While it is easy to say that a borrower who has successfully made payments on a mortgage loan for a period of time must have, by definition, the ability to repay that loan, commenters in connection with earlier CFPB outreach efforts argued that is not necessarily the case. Borrowers may neglect other financial obligations or necessities in favor of paying the debt secured by their home, the commenters argue, disguising the fact that they cannot actually afford the loan. To address that concern, as mentioned above, the CFPB would retain certain product restrictions and underwriting requirements (including the requirement to consider DTI) for those seasoned QMs, to further ensure the lender is making a reasonable ATR determination.
The CFPB believes that the requirement for the lender to retain the loan in portfolio for the seasoning period also would help incentivize the lender’s ATR determination. The Dodd Frank Act already imposes a similar skin-in-the-game incentive through its credit risk retention requirements for loans placed into securitization, with an exception granted for “qualified residential mortgages” (QRMs).

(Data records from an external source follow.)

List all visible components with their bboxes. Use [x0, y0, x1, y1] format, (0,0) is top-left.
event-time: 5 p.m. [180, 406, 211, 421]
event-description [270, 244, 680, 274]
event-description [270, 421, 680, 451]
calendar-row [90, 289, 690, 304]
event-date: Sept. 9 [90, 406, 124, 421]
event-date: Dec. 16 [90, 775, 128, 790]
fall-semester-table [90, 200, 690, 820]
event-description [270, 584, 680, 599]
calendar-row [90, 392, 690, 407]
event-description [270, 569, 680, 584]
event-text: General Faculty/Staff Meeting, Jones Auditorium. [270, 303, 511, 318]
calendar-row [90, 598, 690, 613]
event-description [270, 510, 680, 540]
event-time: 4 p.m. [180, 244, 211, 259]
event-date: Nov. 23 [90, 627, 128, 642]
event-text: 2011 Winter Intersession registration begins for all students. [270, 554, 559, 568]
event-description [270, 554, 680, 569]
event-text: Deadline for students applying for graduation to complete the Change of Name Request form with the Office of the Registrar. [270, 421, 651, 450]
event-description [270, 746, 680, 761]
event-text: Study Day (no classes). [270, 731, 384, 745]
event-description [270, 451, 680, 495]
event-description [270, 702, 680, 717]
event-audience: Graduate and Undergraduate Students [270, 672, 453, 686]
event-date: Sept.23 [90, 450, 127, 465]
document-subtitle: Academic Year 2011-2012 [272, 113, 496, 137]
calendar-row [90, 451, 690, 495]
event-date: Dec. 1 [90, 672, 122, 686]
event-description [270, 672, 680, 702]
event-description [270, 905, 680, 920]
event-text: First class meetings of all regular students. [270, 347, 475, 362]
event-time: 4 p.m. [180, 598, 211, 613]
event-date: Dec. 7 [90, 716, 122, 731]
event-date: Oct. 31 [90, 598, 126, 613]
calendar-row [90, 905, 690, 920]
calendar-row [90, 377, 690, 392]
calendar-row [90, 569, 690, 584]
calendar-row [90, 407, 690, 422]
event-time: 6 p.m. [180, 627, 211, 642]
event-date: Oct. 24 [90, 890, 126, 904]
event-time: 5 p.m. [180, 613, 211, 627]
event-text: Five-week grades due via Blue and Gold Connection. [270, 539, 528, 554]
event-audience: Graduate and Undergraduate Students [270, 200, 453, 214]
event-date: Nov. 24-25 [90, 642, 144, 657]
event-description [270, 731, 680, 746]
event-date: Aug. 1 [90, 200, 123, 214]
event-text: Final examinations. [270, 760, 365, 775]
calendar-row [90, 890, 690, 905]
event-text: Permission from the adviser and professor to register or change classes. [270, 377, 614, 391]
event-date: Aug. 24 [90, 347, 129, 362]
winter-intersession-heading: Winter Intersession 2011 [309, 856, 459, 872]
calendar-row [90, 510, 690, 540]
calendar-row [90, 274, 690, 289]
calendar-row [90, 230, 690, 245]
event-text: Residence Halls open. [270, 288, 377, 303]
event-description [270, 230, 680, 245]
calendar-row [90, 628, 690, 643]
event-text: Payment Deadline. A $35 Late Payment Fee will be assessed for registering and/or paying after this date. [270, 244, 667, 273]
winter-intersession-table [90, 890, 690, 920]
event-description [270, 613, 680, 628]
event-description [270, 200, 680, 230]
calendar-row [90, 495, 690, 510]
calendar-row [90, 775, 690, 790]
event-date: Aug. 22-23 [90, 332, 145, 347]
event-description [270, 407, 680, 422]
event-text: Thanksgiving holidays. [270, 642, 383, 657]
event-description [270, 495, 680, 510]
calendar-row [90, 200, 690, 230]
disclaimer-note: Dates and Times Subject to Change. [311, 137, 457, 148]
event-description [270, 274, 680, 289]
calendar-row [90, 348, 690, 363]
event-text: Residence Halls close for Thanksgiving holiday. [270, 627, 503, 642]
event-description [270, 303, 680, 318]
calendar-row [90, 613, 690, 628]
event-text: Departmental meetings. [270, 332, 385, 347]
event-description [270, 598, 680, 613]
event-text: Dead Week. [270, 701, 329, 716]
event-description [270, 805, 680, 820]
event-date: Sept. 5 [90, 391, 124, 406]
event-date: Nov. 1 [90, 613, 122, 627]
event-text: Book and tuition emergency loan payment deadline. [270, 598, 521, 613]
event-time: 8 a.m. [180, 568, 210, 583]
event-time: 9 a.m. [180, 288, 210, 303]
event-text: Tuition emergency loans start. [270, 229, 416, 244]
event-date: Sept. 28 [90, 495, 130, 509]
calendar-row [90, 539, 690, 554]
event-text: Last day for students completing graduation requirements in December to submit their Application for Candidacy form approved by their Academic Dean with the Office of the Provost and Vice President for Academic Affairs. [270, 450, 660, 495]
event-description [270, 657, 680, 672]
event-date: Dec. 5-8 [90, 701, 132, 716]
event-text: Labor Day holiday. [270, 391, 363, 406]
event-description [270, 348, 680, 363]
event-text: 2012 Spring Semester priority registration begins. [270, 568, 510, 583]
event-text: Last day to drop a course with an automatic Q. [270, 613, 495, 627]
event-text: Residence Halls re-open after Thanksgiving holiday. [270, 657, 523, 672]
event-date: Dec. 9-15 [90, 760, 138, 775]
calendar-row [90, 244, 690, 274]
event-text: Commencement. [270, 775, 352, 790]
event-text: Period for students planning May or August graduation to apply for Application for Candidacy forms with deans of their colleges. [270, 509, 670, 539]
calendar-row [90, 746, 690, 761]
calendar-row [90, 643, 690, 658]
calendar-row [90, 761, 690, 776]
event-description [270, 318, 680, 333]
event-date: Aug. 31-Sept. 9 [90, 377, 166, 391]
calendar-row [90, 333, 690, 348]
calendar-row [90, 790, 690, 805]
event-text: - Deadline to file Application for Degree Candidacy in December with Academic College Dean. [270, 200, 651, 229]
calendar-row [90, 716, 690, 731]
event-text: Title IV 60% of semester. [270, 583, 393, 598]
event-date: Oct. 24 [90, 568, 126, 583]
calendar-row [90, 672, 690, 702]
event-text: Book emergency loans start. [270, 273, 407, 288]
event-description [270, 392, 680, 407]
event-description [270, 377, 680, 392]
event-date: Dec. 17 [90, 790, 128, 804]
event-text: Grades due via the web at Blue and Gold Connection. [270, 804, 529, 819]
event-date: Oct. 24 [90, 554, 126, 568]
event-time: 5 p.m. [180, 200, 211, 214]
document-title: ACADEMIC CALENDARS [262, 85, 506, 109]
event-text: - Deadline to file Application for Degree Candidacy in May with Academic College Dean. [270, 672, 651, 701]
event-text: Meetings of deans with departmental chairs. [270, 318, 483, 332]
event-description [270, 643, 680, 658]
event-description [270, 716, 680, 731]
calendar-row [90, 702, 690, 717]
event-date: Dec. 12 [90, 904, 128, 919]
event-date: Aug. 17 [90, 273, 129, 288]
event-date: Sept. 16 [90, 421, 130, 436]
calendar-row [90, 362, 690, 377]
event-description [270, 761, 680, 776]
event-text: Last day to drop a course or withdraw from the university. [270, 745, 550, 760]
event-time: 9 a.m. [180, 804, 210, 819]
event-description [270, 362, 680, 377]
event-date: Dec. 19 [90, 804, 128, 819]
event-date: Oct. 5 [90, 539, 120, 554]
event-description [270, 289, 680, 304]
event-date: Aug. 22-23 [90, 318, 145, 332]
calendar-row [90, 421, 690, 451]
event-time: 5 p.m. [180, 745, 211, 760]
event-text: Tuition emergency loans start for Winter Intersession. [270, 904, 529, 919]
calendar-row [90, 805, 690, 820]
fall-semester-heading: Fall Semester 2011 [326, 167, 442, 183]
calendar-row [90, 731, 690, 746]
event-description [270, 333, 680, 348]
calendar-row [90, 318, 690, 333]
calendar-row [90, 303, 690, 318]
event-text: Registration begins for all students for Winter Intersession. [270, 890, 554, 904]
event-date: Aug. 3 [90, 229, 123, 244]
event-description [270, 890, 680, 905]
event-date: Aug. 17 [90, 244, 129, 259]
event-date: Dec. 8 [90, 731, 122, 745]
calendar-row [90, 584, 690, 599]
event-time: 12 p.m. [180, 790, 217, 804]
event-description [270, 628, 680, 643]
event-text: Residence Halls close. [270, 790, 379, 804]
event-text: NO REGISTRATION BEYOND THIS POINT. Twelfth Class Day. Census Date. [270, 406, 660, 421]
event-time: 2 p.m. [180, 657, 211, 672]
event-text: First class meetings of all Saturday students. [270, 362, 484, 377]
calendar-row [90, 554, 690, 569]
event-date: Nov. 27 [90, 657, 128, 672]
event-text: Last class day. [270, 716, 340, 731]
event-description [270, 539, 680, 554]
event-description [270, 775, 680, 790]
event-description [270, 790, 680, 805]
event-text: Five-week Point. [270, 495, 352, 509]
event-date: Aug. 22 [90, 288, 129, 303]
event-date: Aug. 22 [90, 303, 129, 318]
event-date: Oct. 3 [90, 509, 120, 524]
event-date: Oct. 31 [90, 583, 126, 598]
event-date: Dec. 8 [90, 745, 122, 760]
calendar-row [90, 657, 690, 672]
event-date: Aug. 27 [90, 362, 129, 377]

A designated team of federal agencies has defined QRMs to be the same as QMs, and may continue to capture the CFPB’s tweaks to the various QM categories.
As to the possible effects on the mortgage market of a seasoned QM safe harbor, the CFPB predicts that the reduction in compliance uncertainty and litigation risk will expand lenders’ ability to make affordable and innovation mortgage products available, at least marginally. The requirement that the originating lender must hold the loans in its portfolio for three years, however, means that not all lenders may be able to take advantage – independent mortgage bankers relying on short-term funding may not be able to wait that long, even if they are willing to retain the early default risk. At least after the seasoning period, those lenders may be able to find a better outlet for the loans than the scratch-and-dent market. Similarly, the limitation on buy-and-hold puts this seasoned QM out of reach for mortgage securitization. In short, depository institutions are the main beneficiary of this exception.
As mentioned above, the CFPB is currently in the midst of other QM-related rulemakings – one proposal to revise the general QM definition, and one to extend the temporary QM category for loans eligible for purchase by Fannie Mae or Freddie Mac until the time the general QM revisions become effective. The CFPB is similarly suggesting that this new seasoned QM proposal would become effective at the same time as those rules, and that as mentioned above it would apply to loans for which lenders receive applications on and after that date (i.e., not to existing loans).
The CFPB is requesting comments on all these aspects of its seasoned QM proposal, but only for 30 days after publication in the Federal Register. The deadline for comments is September 28, 2020.